Auparfum

Gabriel Lepousez : "Un bon souvenir olfactif est avant tout un souvenir chargé d’émotions positives"

par Eléonore de Bonneval, le 7 septembre 2015

Cette année, l’ESPCI ParisTech a mis l’odorat à l’honneur en programmant l’exposition "Anosmie, vivre sans odorat" [1] bien sûr, mais aussi en accueillant de nombreuses conférences et ateliers sur le sujet.

Devant un public subjugué, Gabriel Lepousez, chercheur à l’Unité Perception et Mémoire de l’Institut Pasteur nous a parlé des mystères de l’odorat et nous a invités à un voyage olfactif au cœur de notre cerveau. A l’issu de son intervention, j’ai pris rendez-vous avec lui pour aller visiter les laboratoires de l’Institut Pasteur et mieux comprendre le rôle joué par l’odorat dans le cadre de leurs recherches sur la plasticité cérébrale.

Lors de cet entretien, Gabriel Lepousez m’a appris qu’il avait lui-même, temporairement, été victime d’anosmie et il m’a expliqué comment ses connaissances sur notre neuroplasticité ont pu l’aider à retrouver l’odorat.


Pourquoi l’Unité Perception et Mémoire de l’Institut Pasteur choisit-elle l’odorat comme modèle de travail ?

Nous étudions comment le cerveau perçoit le monde des odeurs et utilisons ce modèle sensoriel pour comprendre plus largement comment notre cerveau analyse et mémorise les informations de notre environnement et comment ces processus dysfonctionnent dans certaines maladies neurologiques.

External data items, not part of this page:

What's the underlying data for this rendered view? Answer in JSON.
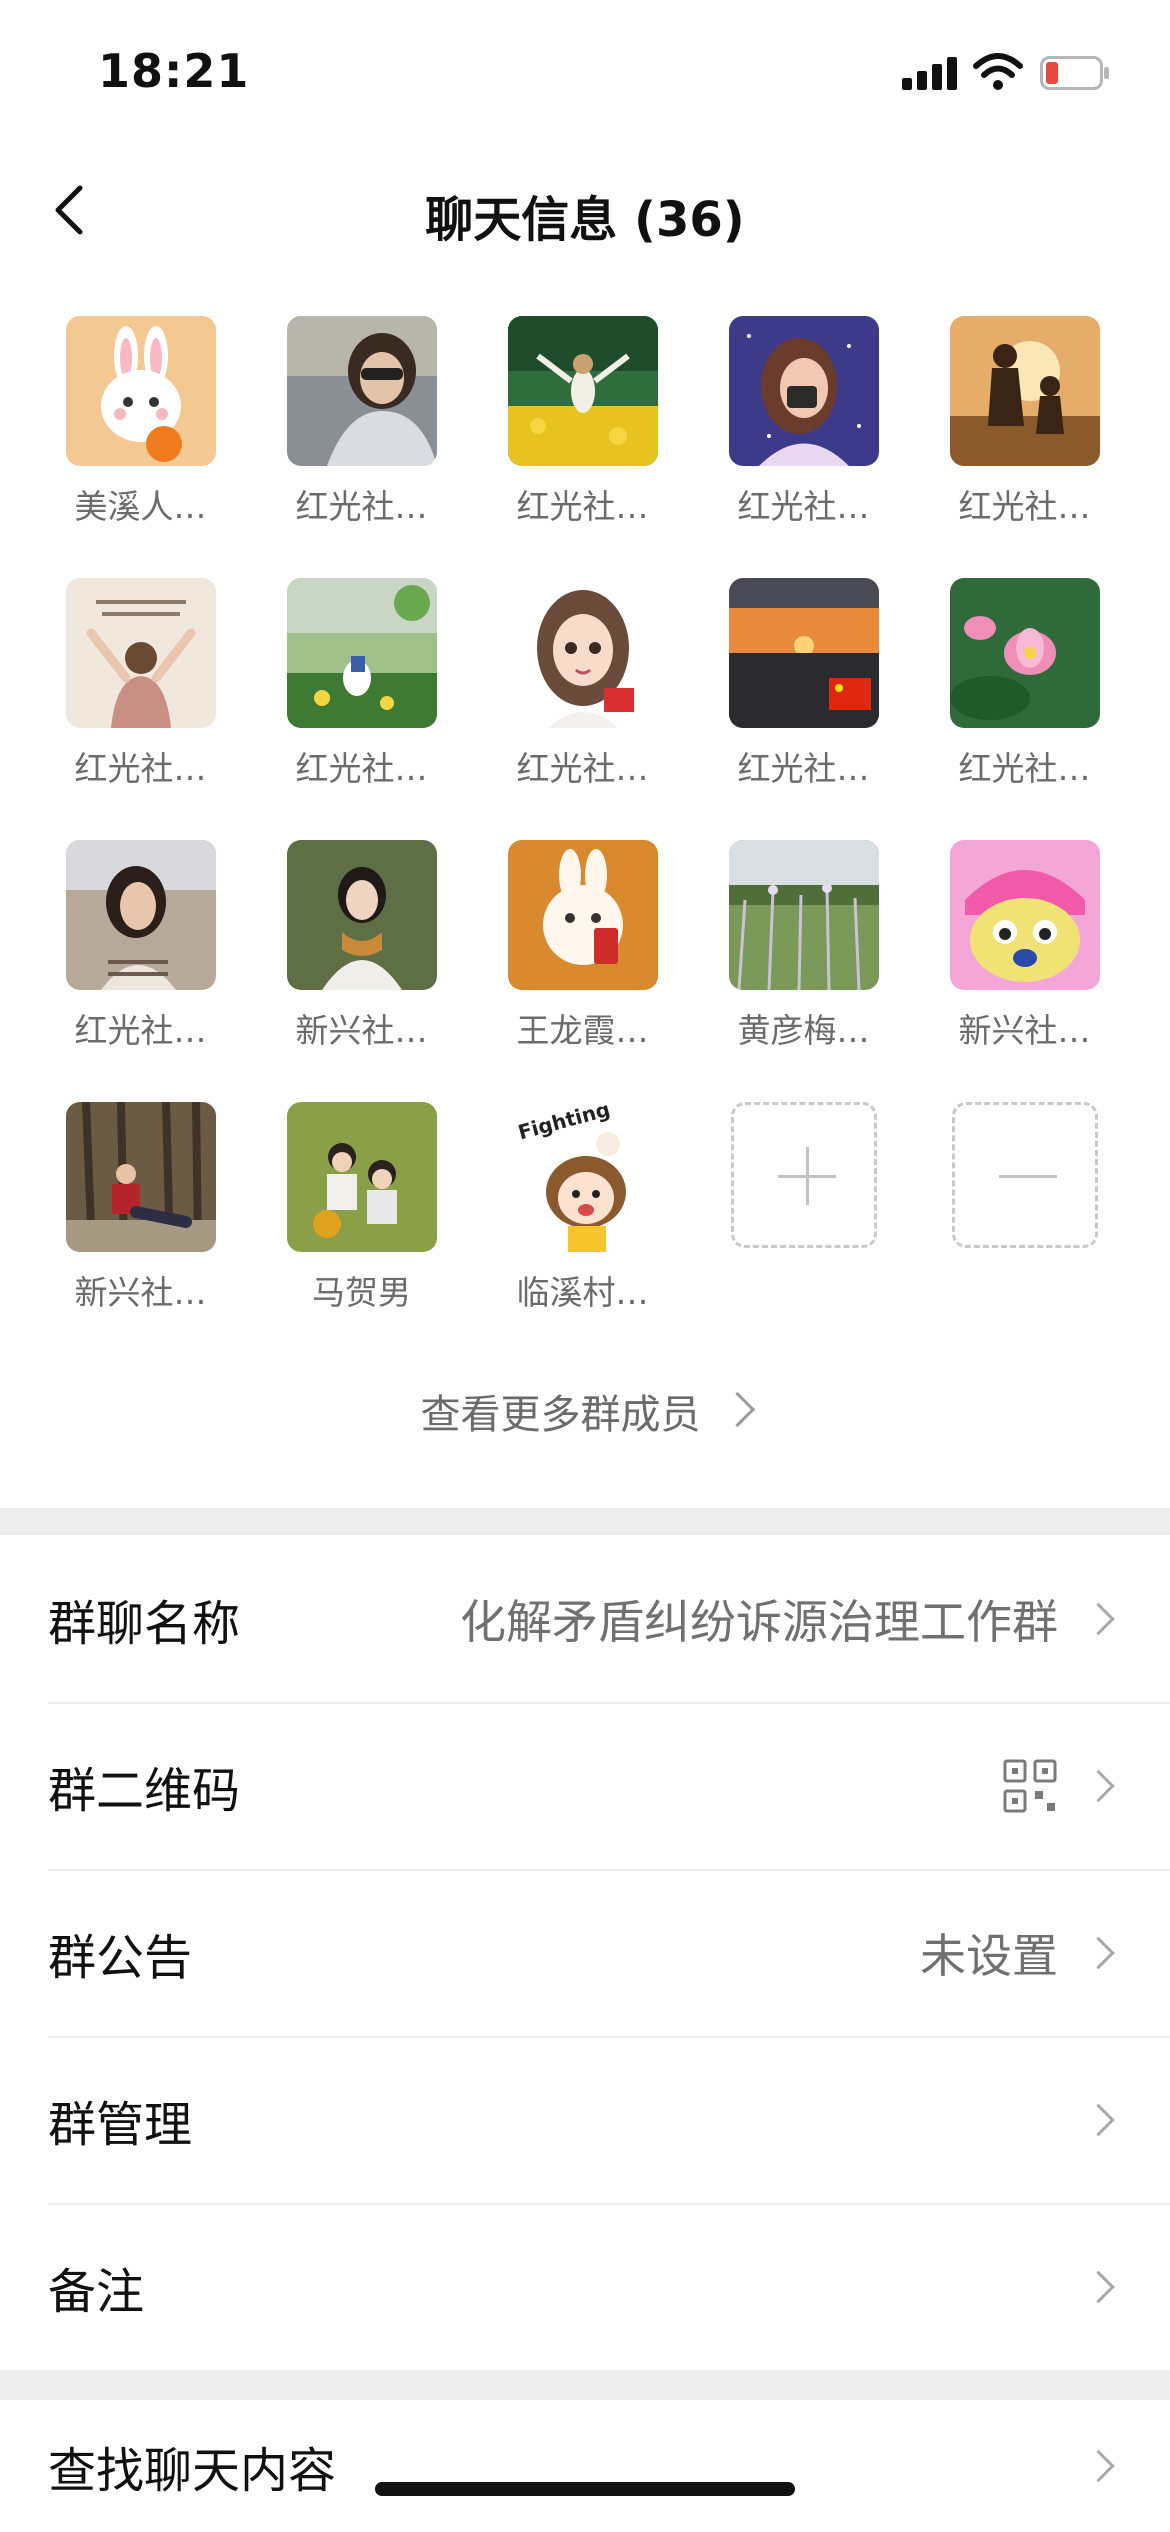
{
  "status_bar": {
    "time": "18:21"
  },
  "nav": {
    "title": "聊天信息 (36)"
  },
  "members": [
    {
      "name": "美溪人…",
      "icon": "rabbit-orange-ball"
    },
    {
      "name": "红光社…",
      "icon": "woman-sunglasses-car"
    },
    {
      "name": "红光社…",
      "icon": "girl-flower-field"
    },
    {
      "name": "红光社…",
      "icon": "painted-woman-night"
    },
    {
      "name": "红光社…",
      "icon": "couple-sunset"
    },
    {
      "name": "红光社…",
      "icon": "woman-arms-raised"
    },
    {
      "name": "红光社…",
      "icon": "duck-cartoon-field"
    },
    {
      "name": "红光社…",
      "icon": "anime-girl"
    },
    {
      "name": "红光社…",
      "icon": "sunset-flag"
    },
    {
      "name": "红光社…",
      "icon": "lotus-flowers"
    },
    {
      "name": "红光社…",
      "icon": "woman-glasses"
    },
    {
      "name": "新兴社…",
      "icon": "woman-scarf-trees"
    },
    {
      "name": "王龙霞…",
      "icon": "rabbit-red-envelope"
    },
    {
      "name": "黄彦梅…",
      "icon": "grass-field"
    },
    {
      "name": "新兴社…",
      "icon": "cartoon-chopper"
    },
    {
      "name": "新兴社…",
      "icon": "man-sitting-forest"
    },
    {
      "name": "马贺男",
      "icon": "two-kids-grass"
    },
    {
      "name": "临溪村…",
      "icon": "fighting-cartoon-girl"
    }
  ],
  "actions": {
    "add_icon": "plus-icon",
    "remove_icon": "minus-icon"
  },
  "more_members": {
    "label": "查看更多群成员"
  },
  "settings": {
    "group_name": {
      "label": "群聊名称",
      "value": "化解矛盾纠纷诉源治理工作群"
    },
    "qr_code": {
      "label": "群二维码"
    },
    "announcement": {
      "label": "群公告",
      "value": "未设置"
    },
    "management": {
      "label": "群管理"
    },
    "remark": {
      "label": "备注"
    },
    "search_chat": {
      "label": "查找聊天内容"
    }
  },
  "colors": {
    "battery_low": "#e8493c",
    "divider": "#ededed",
    "secondary_text": "#6b6b6b"
  }
}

Le cerveau étant une machine assez redondante, les grands principes de codage et de traitement que l’on découvre dans le système olfactif sont bien souvent généralisables à d’autres systèmes sensoriels.
L’odorat est aussi un très bon modèle pour étudier les phénomènes d’apprentissage, de mémoire et d’émotions. En effet, la mémoire des odeurs est très robuste et possède la capacité de réveiller certaines émotions et certaines associations mentales parfois éteintes, comme l’a bien décrit Marcel Proust.

Le système olfactif possède aussi une autre caractéristique unique, puisque tout au long de la vie, certains de ses neurones se régénèrent. L’étude et la compréhension de ce phénomène de neurogenèse adulte ont de formidables retombées pour la mise en place de thérapies régénératives du cerveau.

Le système olfactif se régénère, quelles sont les implications sur la mémoire ?

En plus du renouvellement, dans le nez, des cellules de la muqueuse olfactive, il y a un renouvellement, à l’intérieur du cerveau, des neurones du bulbe olfactif, premier relais cérébral du système olfactif. Notre laboratoire a montré que l’intégration des nouveaux neurones dans cette zone du cerveau contribue de manière unique à la plasticité des circuits neuronaux et à la mémoire des odeurs. Grâce à ces nouveaux neurones, le système olfactif est capable de s’adapter à son environnement, de construire de nouveaux souvenirs olfactifs, de les stocker et de s’en rappeler efficacement.

The seven functions of the nose, Fritz Kahn, 1939.

En 2012, vous avez perdu l’odorat, que s’est-il passé ?

Effectivement, j’ai complètement perdu le sens de l’odorat pendant plusieurs mois à la suite d’un trauma crânien. C’est un comble pour un chercheur qui étudie le système olfactif ! Qui plus est, c’était un accident tout à fait banal, une simple chute de l’arrière de la tête sur le carrelage consécutive à un malaise.
Du fait du choc et du déplacement brutal du cerveau dans sa boîte crânienne, le nerf le plus fragile du cerveau, le nerf olfactif, s’est partiellement rompu, séparant ainsi mon système olfactif de la muqueuse olfactive, et donc du monde extérieur.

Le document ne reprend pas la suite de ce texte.